Posted by [IP Address: 12.79.213.143] 'Martin Jaegemann' on August 23, 2001 at 14:53:59 EST:
In Reply to: How is MQSI as an integration tool? posted by [IP Address: 12.79.213.143] 'Grisha' on August 21, 2001 at 15:25:49 EST:
: Looking for opinions regarding MSQI versus Mercator/LSMW?
Mercator is easier to learn and to use (my experience), and it has a lot of adapters to databases, messaging systems, communication protocols like HTTP, FTP, and ERP software like SAP R/3, Peoplesoft, OracleAQ, including importers for data definitions (type trees).
MQSI is tightly integrated with MQ Series, i.e. message oriented. Though IBM offers some support for database access etc., integration with ERPs is much more complicated (for both, data type definition, and IO adapters).
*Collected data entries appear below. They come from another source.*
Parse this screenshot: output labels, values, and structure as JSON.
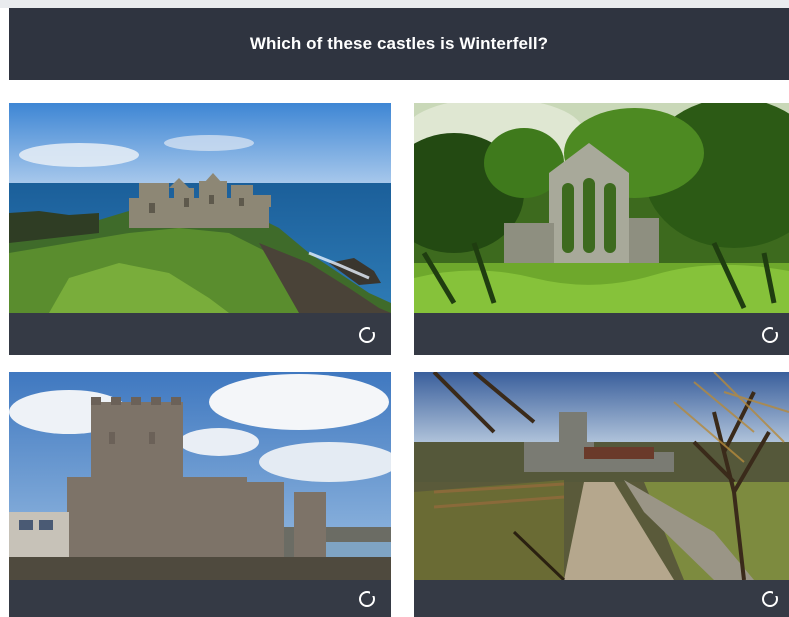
{
  "question": {
    "text": "Which of these castles is Winterfell?"
  },
  "options": [
    {
      "image": "cliff-castle-ruins-by-sea",
      "selected": false
    },
    {
      "image": "ivy-covered-abbey-ruins",
      "selected": false
    },
    {
      "image": "stone-keep-castle-by-harbour",
      "selected": false
    },
    {
      "image": "farm-road-with-tower",
      "selected": false
    }
  ],
  "colors": {
    "bar": "#2f3440",
    "card": "#353a45",
    "text": "#ffffff",
    "background": "#ffffff"
  }
}
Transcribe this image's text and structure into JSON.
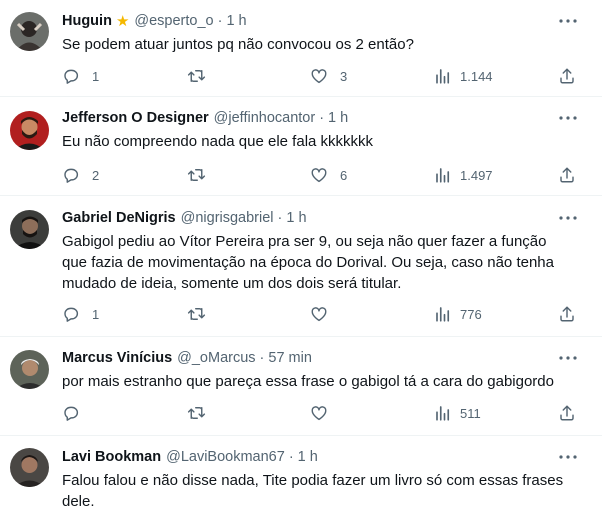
{
  "tweets": [
    {
      "name": "Huguin",
      "verified_icon": "star-icon",
      "handle": "@esperto_o",
      "time": "1 h",
      "text": "Se podem atuar juntos pq não convocou os 2 então?",
      "replies": "1",
      "retweets": "",
      "likes": "3",
      "views": "1.144"
    },
    {
      "name": "Jefferson O Designer",
      "handle": "@jeffinhocantor",
      "time": "1 h",
      "text": "Eu não compreendo nada que ele fala kkkkkkk",
      "replies": "2",
      "retweets": "",
      "likes": "6",
      "views": "1.497"
    },
    {
      "name": "Gabriel DeNigris",
      "handle": "@nigrisgabriel",
      "time": "1 h",
      "text": "Gabigol pediu ao Vítor Pereira pra ser 9, ou seja não quer fazer a função\nque fazia de movimentação na época do Dorival. Ou seja, caso não tenha\nmudado de ideia, somente um dos dois será titular.",
      "replies": "1",
      "retweets": "",
      "likes": "",
      "views": "776"
    },
    {
      "name": "Marcus Vinícius",
      "handle": "@_oMarcus",
      "time": "57 min",
      "text": "por mais estranho que pareça essa frase o gabigol tá a cara do gabigordo",
      "replies": "",
      "retweets": "",
      "likes": "",
      "views": "511"
    },
    {
      "name": "Lavi Bookman",
      "handle": "@LaviBookman67",
      "time": "1 h",
      "text": "Falou falou e não disse nada, Tite podia fazer um livro só com essas frases\ndele."
    }
  ],
  "colors": {
    "text": "#0f1419",
    "secondary": "#536471",
    "border": "#eff3f4",
    "star": "#f5b800"
  },
  "icons": [
    "reply-icon",
    "retweet-icon",
    "like-icon",
    "views-icon",
    "share-icon",
    "more-icon"
  ]
}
It's mapping engine is actually licensed from NEON. The mapping rules are kept in a database so they can be modified "on the fly" (Mercator uses compiled maps so changes require here a re-compilation and deployment of the compiled maps).
As a mapping engine I'd certainly favor Mercator - it's easier to learn and easier to use, and pretty powerfull; and it has more support for standard interfaces, what means the development time (cost) to create interfaces is lower.
Regarding data routing and messaging, it depends on the environment you're working with - high performance, stability requirements speak for MQSI, also, if MQ Series is already used. Tough, you can integrate Mercator pretty nicely with MQ Series, too (getting the best out of both products).